Okay. A few people were so impressed with my Avian-House Compendium that I was asked to design one of my own. Now I’ve always been a huge fan of “Go big or go home”, and the addage from Mr. Hadden in Jody Foster’s Contact, “Why build one when you can build two for twice the price?” We must remember that economy of scale works, to a degree, and sometimes bulk-orders matter.
I’ve designed this 8-room bird condo for the purposes of installing it below the eave on my garage. It will be in perfectly plane view from my back deck, the bathroom window, and from the rear door. I will go through the design and setup of these units step-by-step and we can just see how easy it is to assemble it. It could be as few as 7 cuts with a hand saw or circular saw, then the fasteners (Screw, glue or nail), a few holes for entry ways and dowels.
Presto. Time to mount!First off, we have the cut diagram. For this project, you’ll need three widths of 1″ thick milled board, 8″, 10″ and 12″. Now, of course we know that 1″ is never truly 1″, unless you get your wood raw from a lumber yard, so cut away 1/2″ to 1/4″ for each thickness. I’ll provide the precise numbers I’ve used and we’ll see where it takes us. The actual dimensions are 0.75″ (~19mm) thick, by 7.75″ (~196mm), 9.5″ (~241mm) and 11.75″ (~298mm). The closest appropriate stock will be fine, I’m sure, this is just what I can personally get locally and ensure DOES exist. All boards are white-pine and the different boards are colour-coded. The holes can be made with a drill and a jigsaw, or a specialty hole-sawing bit for a drill or drill-press. These holes are 1.5″ radius (~38 mm), 3″ (~76mm) Diameter. The dowels shown are 1/2″ (~12.5mm), though anything close will do; they’re blue jays and robins, not condors. The grey boards indicate the walls, all are identical, and dimensions are shown: 9.5″ boards, 8″ (~203mm) small side, 10″ (~254mm) roof edge, 11″ (~279.4mm) rear edge. All boards measure no more than 8 feet, so 5 boards, in total, ought to do the trick.

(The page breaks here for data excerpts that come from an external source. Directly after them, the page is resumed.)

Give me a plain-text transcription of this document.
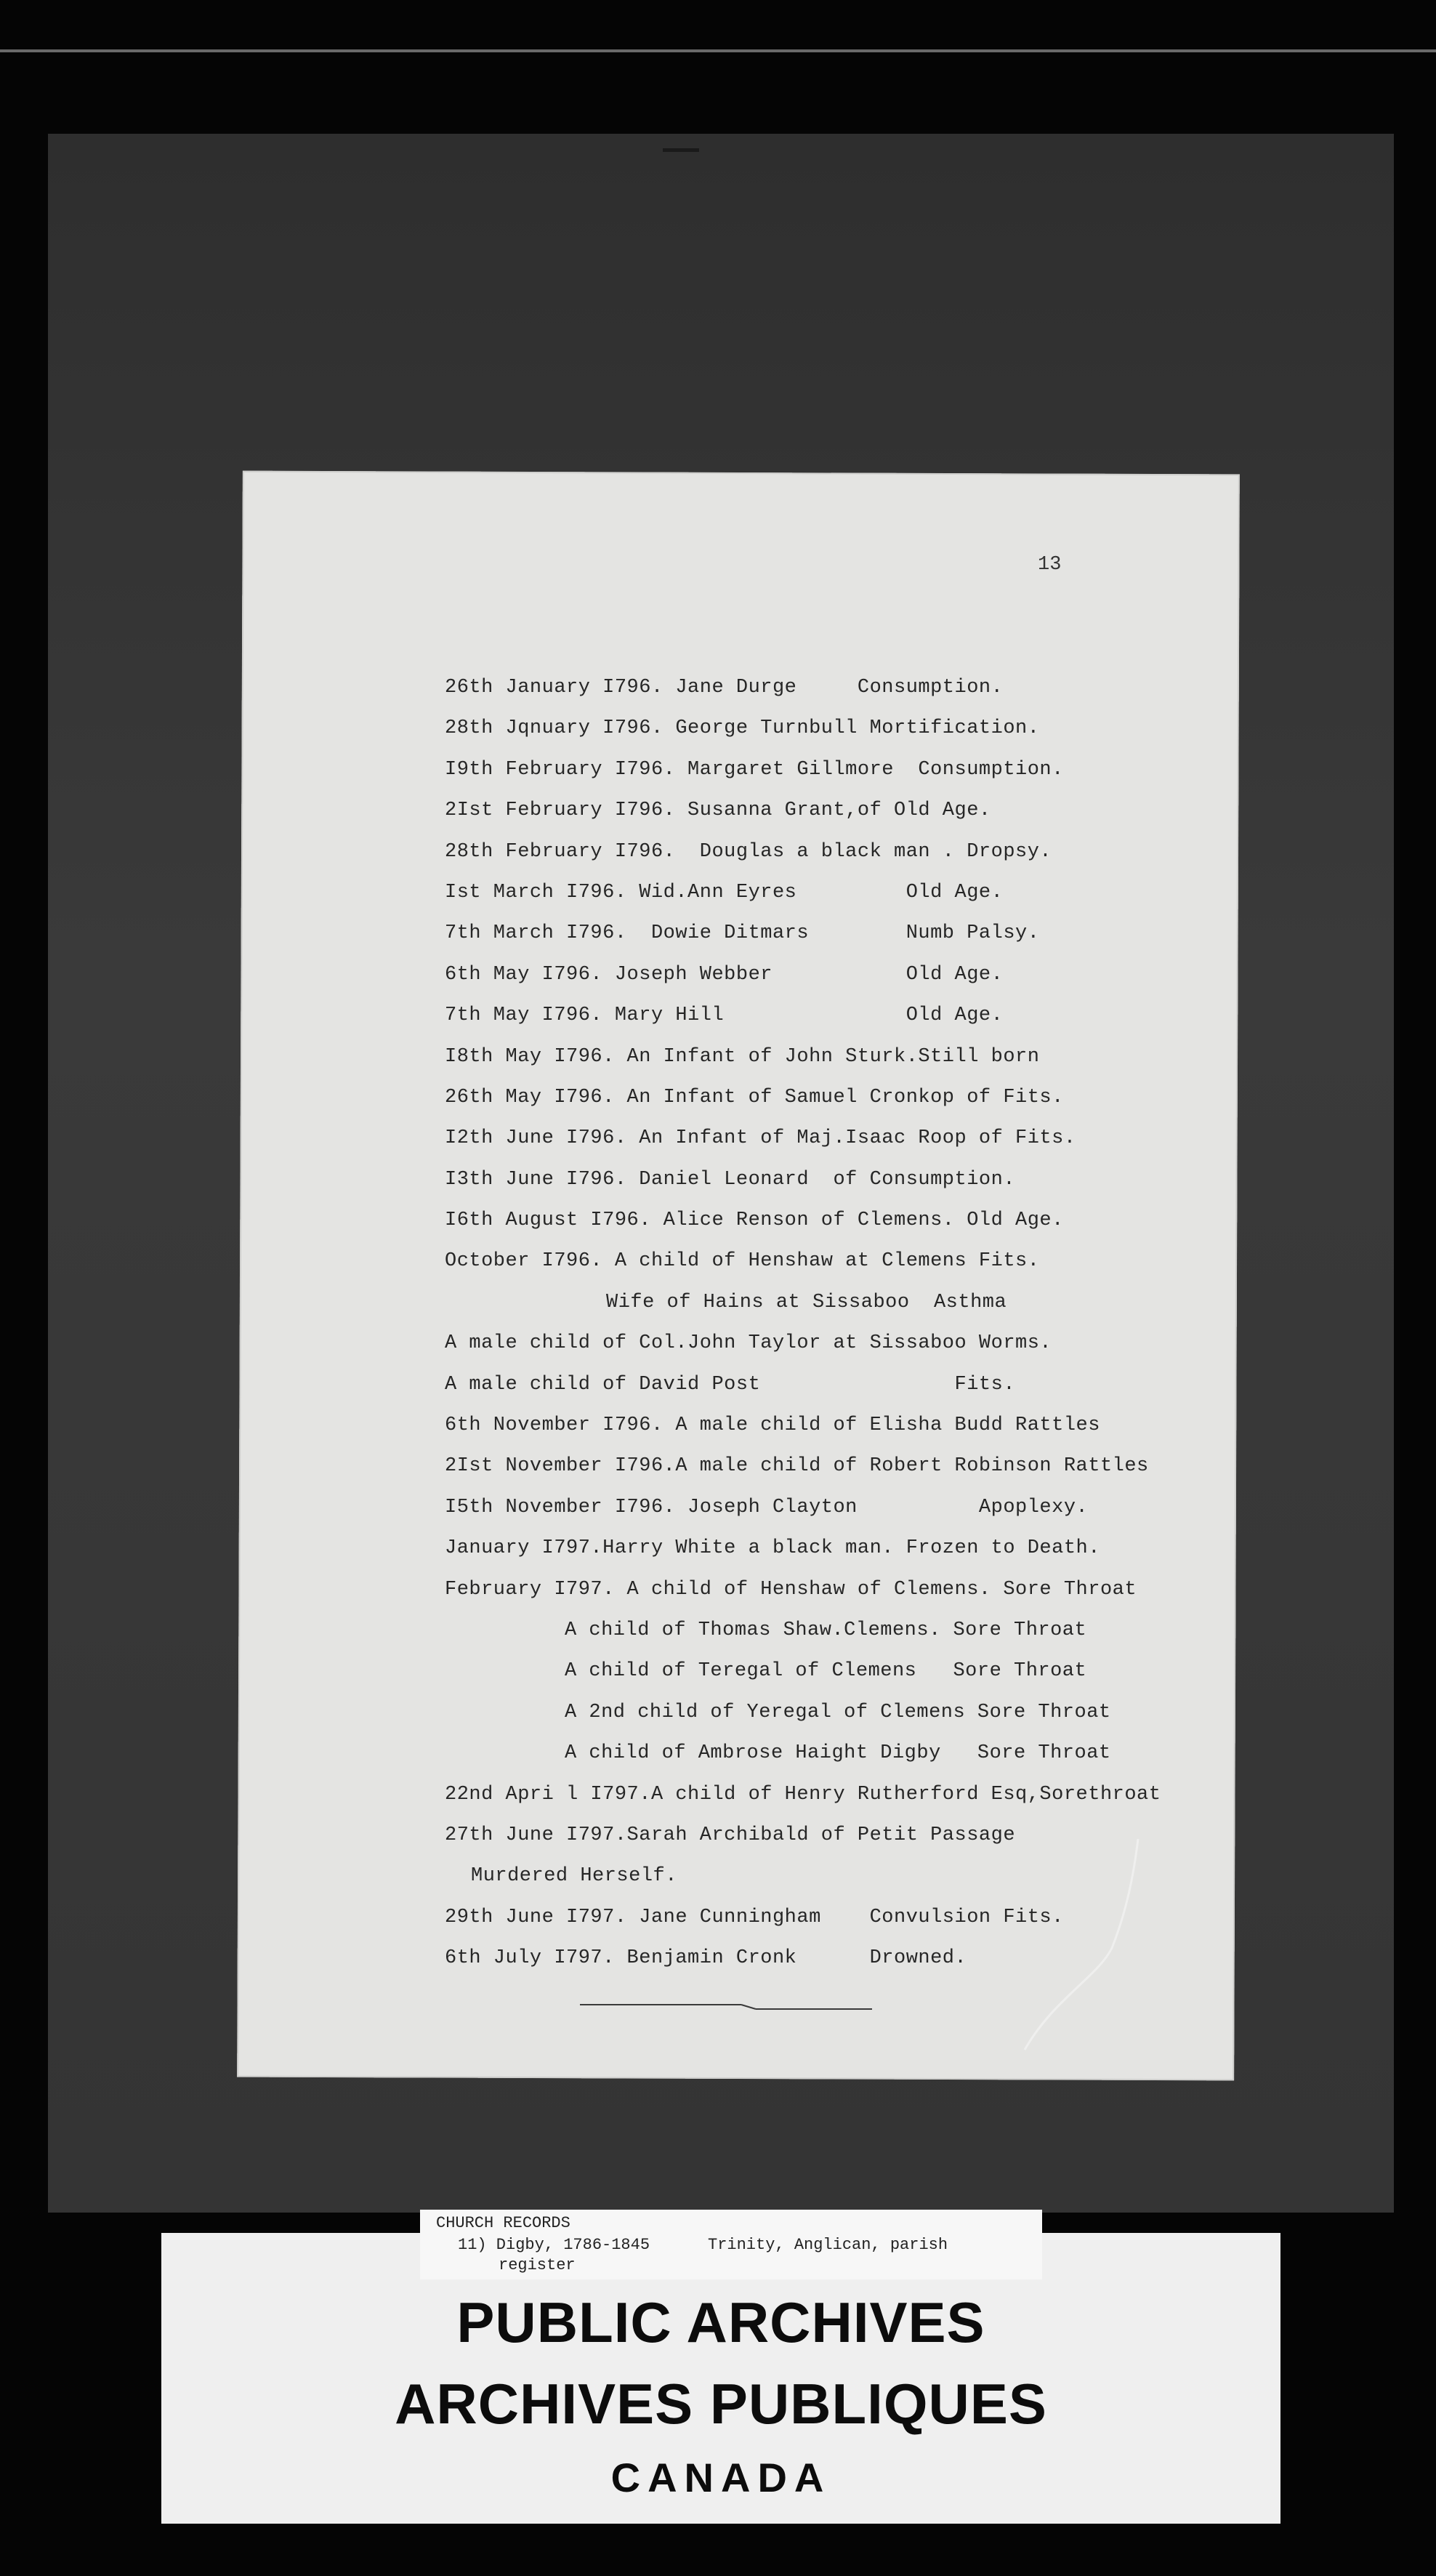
13
26th January I796. Jane Durge     Consumption.
28th Jqnuary I796. George Turnbull Mortification.
I9th February I796. Margaret Gillmore  Consumption.
2Ist February I796. Susanna Grant,of Old Age.
28th February I796.  Douglas a black man . Dropsy.
Ist March I796. Wid.Ann Eyres         Old Age.
7th March I796.  Dowie Ditmars        Numb Palsy.
6th May I796. Joseph Webber           Old Age.
7th May I796. Mary Hill               Old Age.
I8th May I796. An Infant of John Sturk.Still born
26th May I796. An Infant of Samuel Cronkop of Fits.
I2th June I796. An Infant of Maj.Isaac Roop of Fits.
I3th June I796. Daniel Leonard  of Consumption.
I6th August I796. Alice Renson of Clemens. Old Age.
October I796. A child of Henshaw at Clemens Fits.
Wife of Hains at Sissaboo  Asthma
A male child of Col.John Taylor at Sissaboo Worms.
A male child of David Post                Fits.
6th November I796. A male child of Elisha Budd Rattles
2Ist November I796.A male child of Robert Robinson Rattles
I5th November I796. Joseph Clayton          Apoplexy.
January I797.Harry White a black man. Frozen to Death.
February I797. A child of Henshaw of Clemens. Sore Throat
A child of Thomas Shaw.Clemens. Sore Throat
A child of Teregal of Clemens   Sore Throat
A 2nd child of Yeregal of Clemens Sore Throat
A child of Ambrose Haight Digby   Sore Throat
22nd Apri l I797.A child of Henry Rutherford Esq,Sorethroat
27th June I797.Sarah Archibald of Petit Passage
Murdered Herself.
29th June I797. Jane Cunningham    Convulsion Fits.
6th July I797. Benjamin Cronk      Drowned.
CHURCH RECORDS
11) Digby, 1786-1845	Trinity, Anglican, parish
register
PUBLIC ARCHIVES
ARCHIVES PUBLIQUES
CANADA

Locally these 5 boards would cost me about $71.00, and it’d be $80.50 with taxes. Not bad for a very, very simple project, only 7 or 8 actual cuts with a saw, 8 holes and some dowels. Give it a shot! Here’s how it assembles: The wider brown boards go on the bottom and back, and the roof on top of the sloping part of the grey wall cut-offs. The green board should have the holes for the birdhouse doors and the peg holes (appropriately sized for the dowels) before you continue the process. You could hinge the lid so you can clean out the nest material each fall/winter, and remove any screws that were used to hang it from the inside rear wall. The walls are 1″ apart, on center, with the ends a little closer together to fit on the full 8″ board.
In the interests of completeness, I’ve got my garage here, with three of these units on it. This will provide subsidized housing for 24 birds, each no bigger than the 3″ (~76mm) hole. You can see that all the bird holes will be visible fro my back deck, and this ought to bolster the bird population in the area. I’ll buy (or build?) some bird feeders to go on or near the bird houses, perhaps in the corners, to lure some of the flappy critters towards their new homes, and over the next year or so we shall see how it turns out. They could easily be taken down over the winter, but I may just secure them REALLY well to the wall and get a secondary board to slide over all the doors, and screw in place. I won’t be around much in the spring, so I want to make this as user-friendly as possible for my wife to enjoy some avian exploits! It can also be fun to paint them wild colours, like the Newfie Townhouses in St. John’s. Who says birds would want to live in drab housing? Would you??
Go on, give it a shot. A great stormy-day project in the garage to build, hang and wait for the sunny weather before installing outside. Who doesn’t love the sweet sound of birds chirping (And the dogs going hysterical at the birds chirping) in the morning?